A constante ingerência do Fisco nos negócios dos particulares tem provocado imensa insegurança jurídica, uma instabilidade absurda no ambiente de negócios e avassaladoras contingências fiscais, de números impressionantes, que só servem para afugentar investimentos do país.
E o pior é que essa ingerência vem sendo avalizada como nunca o fora pela Câmara Superior de Recursos Fiscais (CSRF), que se tornou um verdadeiro tribunal inquisitorial, onde as teses fiscais sempre irão prevalecer como verdade absoluta, prevalência assegurada pelo desmesurado e, por isso, abusivo uso do “voto de qualidade”.
Os contribuintes perderam a confiança em um julgamento isento pelos órgãos da administração fiscal. A quebra de confiança dessa relação contribuinte-Estado tem como exemplo paradigmático a recente aceitação pela CSRF, pelo voto de qualidade, de recurso da fazenda nacional manifestamente incabível[5], incidente que causou grande comoção na comunidade jurídica. Aceitou-se oportunizar, em flagrante violação das normas processuais, a correção extemporânea de recurso fazendário apresentado de forma equivocada e que visava reestabelecer a cobrança de multa qualificada (150%) que havia sido afastada pela turma julgadora do Carf.
Tudo isso revela o desejo de se evitar o encerramento da discussão na esfera administrativa, eis que uma vez decidida favoravelmente ao particular não poderia o Fisco recorrer às instâncias judiciais para restabelecer a exigência cancelada.
Ao prosseguir nessa toada, no futuro, 2018 será lembrado como o ano da intensa judicialização de questões tributárias que poderiam ter sido decididas favoravelmente aos contribuintes na esfera administrativa federal, mas que não o foram pelo abuso do voto de qualidade pela CSRF, sempre em prol da prevalência das pretensões fiscais.
[1] 1958: o ano que não devia terminar. Joaquim Ferreira dos Santos, ed. Record, 1997.
[2] 1968: o ano que não terminou. Zuenir Ventura, ed. Nova Fronteira, 1989.
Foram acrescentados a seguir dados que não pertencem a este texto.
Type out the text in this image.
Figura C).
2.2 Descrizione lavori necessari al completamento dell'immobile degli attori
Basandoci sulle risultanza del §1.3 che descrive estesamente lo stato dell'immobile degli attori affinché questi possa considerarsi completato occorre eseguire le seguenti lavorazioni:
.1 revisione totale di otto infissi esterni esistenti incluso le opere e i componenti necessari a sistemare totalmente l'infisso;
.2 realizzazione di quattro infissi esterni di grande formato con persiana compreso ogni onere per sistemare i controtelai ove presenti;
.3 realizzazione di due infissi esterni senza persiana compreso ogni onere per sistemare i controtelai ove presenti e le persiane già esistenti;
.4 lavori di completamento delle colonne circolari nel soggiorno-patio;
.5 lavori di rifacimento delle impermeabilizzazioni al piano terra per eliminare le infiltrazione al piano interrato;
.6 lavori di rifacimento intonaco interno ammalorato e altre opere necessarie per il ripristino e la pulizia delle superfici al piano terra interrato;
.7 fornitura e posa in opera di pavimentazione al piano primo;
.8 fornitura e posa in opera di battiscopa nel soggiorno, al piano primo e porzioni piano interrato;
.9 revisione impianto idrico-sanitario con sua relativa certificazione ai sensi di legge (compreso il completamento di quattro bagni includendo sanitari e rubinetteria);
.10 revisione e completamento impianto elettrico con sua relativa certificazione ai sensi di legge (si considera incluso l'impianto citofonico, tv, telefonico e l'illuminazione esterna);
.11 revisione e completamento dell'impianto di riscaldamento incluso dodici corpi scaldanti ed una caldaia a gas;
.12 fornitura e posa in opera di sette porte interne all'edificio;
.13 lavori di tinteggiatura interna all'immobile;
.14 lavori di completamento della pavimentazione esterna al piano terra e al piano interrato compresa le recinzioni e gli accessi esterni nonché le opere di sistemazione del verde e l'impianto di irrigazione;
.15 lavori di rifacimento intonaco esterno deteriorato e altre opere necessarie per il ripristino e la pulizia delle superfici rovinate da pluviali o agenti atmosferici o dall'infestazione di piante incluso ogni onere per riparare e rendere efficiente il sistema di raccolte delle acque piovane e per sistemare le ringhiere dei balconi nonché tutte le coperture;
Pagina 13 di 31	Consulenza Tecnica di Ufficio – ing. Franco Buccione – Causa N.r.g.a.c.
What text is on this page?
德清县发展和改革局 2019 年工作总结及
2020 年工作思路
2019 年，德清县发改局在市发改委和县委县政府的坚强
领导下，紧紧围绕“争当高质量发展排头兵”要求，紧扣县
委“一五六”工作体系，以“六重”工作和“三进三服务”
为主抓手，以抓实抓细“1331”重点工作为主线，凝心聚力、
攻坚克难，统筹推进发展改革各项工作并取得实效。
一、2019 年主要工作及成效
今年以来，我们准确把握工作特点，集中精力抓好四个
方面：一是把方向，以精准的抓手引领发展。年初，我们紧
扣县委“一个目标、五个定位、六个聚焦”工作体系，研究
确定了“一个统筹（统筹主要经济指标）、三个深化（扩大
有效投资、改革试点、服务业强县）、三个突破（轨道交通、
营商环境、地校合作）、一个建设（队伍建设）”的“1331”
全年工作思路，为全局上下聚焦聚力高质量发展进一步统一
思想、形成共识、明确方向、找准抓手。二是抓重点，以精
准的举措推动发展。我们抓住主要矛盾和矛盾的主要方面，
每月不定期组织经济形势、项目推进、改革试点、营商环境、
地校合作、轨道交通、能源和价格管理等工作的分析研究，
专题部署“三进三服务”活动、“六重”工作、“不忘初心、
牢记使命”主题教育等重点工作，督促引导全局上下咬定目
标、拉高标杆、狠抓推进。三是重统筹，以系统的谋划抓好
[3] http://opiniao.estadao.com.br/noticias/geral,quatro-mitos-sobre-a-reforma-tributaria,70002171807
[4] http://idg.receita.fazenda.gov.br/dados/resultados/fiscalizacao/arquivos-e-imagens/2018_02_14-plano-anual-de-fiscalizacao-2018-versao-publicacao_c.pdf/view
[5] Valor Econômico de 22/1/2018; https://www.jota.info/tributos-e-empresas/tributario/carf-permite-correcao-de-recurso-da-fazenda-nacional-08022018
Por Roberto Duque Estrada
Roberto Duque Estrada é advogado no Rio de Janeiro, São Paulo e Brasília. Sócio do escritório Xavier, Duque Estrada, Emery, Denardi Advogados.